Golden Gate has geographic complications, too. The three main roads into and through the park are public highways. Farrow says that means CPW wouldn’t be able to impose a timed-entry reservation system, like the one at Rocky Mountain National Park, even if it wanted to. There are no gates at the park entrances, just electronic kiosks — Farrow calls them “iron rangers” — where visitors can buy passes.

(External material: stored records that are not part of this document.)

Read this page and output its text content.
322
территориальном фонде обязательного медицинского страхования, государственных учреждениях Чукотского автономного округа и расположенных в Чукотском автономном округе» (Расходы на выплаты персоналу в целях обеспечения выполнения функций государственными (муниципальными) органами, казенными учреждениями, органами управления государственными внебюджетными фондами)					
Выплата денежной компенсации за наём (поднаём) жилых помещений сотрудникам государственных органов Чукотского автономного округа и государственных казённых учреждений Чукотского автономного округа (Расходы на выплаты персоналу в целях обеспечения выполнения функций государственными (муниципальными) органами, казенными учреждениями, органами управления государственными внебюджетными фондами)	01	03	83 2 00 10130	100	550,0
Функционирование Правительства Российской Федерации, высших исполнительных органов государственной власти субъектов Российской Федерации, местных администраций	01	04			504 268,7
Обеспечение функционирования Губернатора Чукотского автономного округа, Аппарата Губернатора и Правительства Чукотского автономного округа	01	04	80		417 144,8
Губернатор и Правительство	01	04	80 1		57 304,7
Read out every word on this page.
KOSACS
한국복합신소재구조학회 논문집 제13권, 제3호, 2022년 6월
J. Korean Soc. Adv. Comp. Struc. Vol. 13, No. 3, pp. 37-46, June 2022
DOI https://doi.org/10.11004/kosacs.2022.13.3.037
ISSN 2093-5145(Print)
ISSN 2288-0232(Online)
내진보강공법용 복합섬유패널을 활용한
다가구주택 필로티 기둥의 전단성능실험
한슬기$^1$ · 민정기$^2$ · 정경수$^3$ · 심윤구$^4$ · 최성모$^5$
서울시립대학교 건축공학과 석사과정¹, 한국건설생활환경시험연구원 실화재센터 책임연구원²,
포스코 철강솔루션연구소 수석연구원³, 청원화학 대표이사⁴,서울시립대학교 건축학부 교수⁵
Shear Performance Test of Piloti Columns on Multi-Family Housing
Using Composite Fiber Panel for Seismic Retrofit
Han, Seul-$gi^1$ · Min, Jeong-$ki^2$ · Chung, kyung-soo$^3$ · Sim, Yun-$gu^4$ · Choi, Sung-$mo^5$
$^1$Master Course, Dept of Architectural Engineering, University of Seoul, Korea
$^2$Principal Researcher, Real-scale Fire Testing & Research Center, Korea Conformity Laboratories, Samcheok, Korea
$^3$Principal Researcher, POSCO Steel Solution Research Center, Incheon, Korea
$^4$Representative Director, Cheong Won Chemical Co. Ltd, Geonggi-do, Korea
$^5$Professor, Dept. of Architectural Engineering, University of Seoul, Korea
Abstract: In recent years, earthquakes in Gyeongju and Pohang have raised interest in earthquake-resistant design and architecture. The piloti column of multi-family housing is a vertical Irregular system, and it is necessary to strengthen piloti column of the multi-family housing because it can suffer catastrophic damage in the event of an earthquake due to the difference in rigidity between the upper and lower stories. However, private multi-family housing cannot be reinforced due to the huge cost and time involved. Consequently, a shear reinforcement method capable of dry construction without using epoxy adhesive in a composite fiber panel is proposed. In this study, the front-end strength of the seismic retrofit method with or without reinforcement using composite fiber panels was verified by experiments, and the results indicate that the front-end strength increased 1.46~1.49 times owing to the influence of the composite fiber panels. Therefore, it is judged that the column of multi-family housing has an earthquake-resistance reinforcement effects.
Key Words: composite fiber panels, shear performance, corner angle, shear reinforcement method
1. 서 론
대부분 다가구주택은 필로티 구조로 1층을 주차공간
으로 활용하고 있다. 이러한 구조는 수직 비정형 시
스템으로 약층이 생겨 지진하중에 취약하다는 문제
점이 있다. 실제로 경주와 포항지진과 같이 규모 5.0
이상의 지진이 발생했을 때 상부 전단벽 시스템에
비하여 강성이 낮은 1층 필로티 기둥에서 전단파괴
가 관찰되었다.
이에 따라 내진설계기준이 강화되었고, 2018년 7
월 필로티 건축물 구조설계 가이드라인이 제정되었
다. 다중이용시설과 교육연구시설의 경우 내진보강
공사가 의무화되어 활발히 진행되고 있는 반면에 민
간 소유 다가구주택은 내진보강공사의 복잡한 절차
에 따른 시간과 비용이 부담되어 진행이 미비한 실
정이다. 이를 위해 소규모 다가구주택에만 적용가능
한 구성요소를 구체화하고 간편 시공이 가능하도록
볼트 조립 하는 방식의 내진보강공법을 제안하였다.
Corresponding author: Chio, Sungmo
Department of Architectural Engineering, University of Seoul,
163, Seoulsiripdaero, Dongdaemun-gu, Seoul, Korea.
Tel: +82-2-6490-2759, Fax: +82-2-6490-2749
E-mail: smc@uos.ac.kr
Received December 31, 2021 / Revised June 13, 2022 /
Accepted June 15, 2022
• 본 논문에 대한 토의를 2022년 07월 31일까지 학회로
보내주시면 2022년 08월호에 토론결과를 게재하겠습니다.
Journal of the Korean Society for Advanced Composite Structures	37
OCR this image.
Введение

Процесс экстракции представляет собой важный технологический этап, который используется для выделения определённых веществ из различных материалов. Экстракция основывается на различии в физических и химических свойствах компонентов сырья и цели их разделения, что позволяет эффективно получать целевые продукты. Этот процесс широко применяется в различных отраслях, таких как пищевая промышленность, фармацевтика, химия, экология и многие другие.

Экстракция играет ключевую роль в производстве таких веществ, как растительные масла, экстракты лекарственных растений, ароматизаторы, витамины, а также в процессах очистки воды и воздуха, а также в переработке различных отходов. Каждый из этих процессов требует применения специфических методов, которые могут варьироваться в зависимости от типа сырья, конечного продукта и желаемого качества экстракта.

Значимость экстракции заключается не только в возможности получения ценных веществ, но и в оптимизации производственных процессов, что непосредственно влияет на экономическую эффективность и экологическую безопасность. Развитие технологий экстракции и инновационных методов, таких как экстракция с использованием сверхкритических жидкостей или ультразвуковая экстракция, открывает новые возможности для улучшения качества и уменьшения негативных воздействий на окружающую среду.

“You could manage (a reservation system) if you had one way in and one way out,” Farrow said. “With the county roads that go in and out of here, I can’t put staff at each of those areas. I just don’t have it.”

One notable trouble spot for illegal parking on the north side of the park is along Gap Road near Golden Gate’s most popular attraction, Panorama Point, which offers a stunning vista to the northwest that includes the Indian Peaks along the Continental Divide and Longs Peak farther north. During leaf-peeping season, you can photograph that view framed with flaming aspen.

Gap Road also is used by locals who live nearby, with park property flanking both sides of the road. Farrow says people will park cars along the road there “for miles” when the small parking areas at Panorama Point fill up.

“We have people out here walking with strollers and dogs and kids,” Farrow said. “The speed limit here is 25 mph, and locals will go 40.”

There is a similar situation on Colorado State Highway 46 near the south entrances to the park.

“In pull-out areas, we’ve put out ‘No parking’ signs and people don’t care,” Farrow said, “They’ll park right in front of them. Then they’re walking down this road, the speed limit is 35, and you’d be hard-pressed to find people that are going less than 45, 50.”

As with many public lands along the Front Range, population growth and the pandemic have driven a visitation surge at Golden Gate. From about a million in 2019, visitation shot up to 1.6 million in 2020 as pandemic shut-ins sought solace in nature. Earlier this year, the park completed a new 10-year plan to help manage that visitation.

“I don’t think we’re ever going to reach pre-pandemic levels,” Farrow said. “We’re the closest backcountry experience to Denver. You can get up here in an hour and be out in the backcountry. We have certainly been discovered.”

Prime leaf-peeping season this year is expected to begin around Sept. 23 and run through mid-October. Farrow recommends visiting during the week if possible. On weekends, you’d better get there before 8 a.m.

“If you come up early enough, you can get a parking spot,” Farrow said. “Know where you’re going, and have alternative plans. One of the challenges we face with our visitors is, they select a trail — normally it’s the Horseshoe Trail or the Raccoon Trail — and they’re just dead-set on doing that trail. They get up here, and there’s no parking for that trail because the parking’s already full.

“What we don’t want you to do is just pull off the road, ‘To heck with it, I don’t have the patience for this, I’m just going to park here and take my chances,’ and cause resource damage, possibly igniting a wildfire,” he added. “When one car parks there, everybody else thinks it’s OK.”

Park rangers are empowered to write parking citations.

“We are law enforcement officers, but we operate in the customer service world,” Farrow said. “The park belongs to the people and visitors of the state of Colorado, and our job is to take care of it.”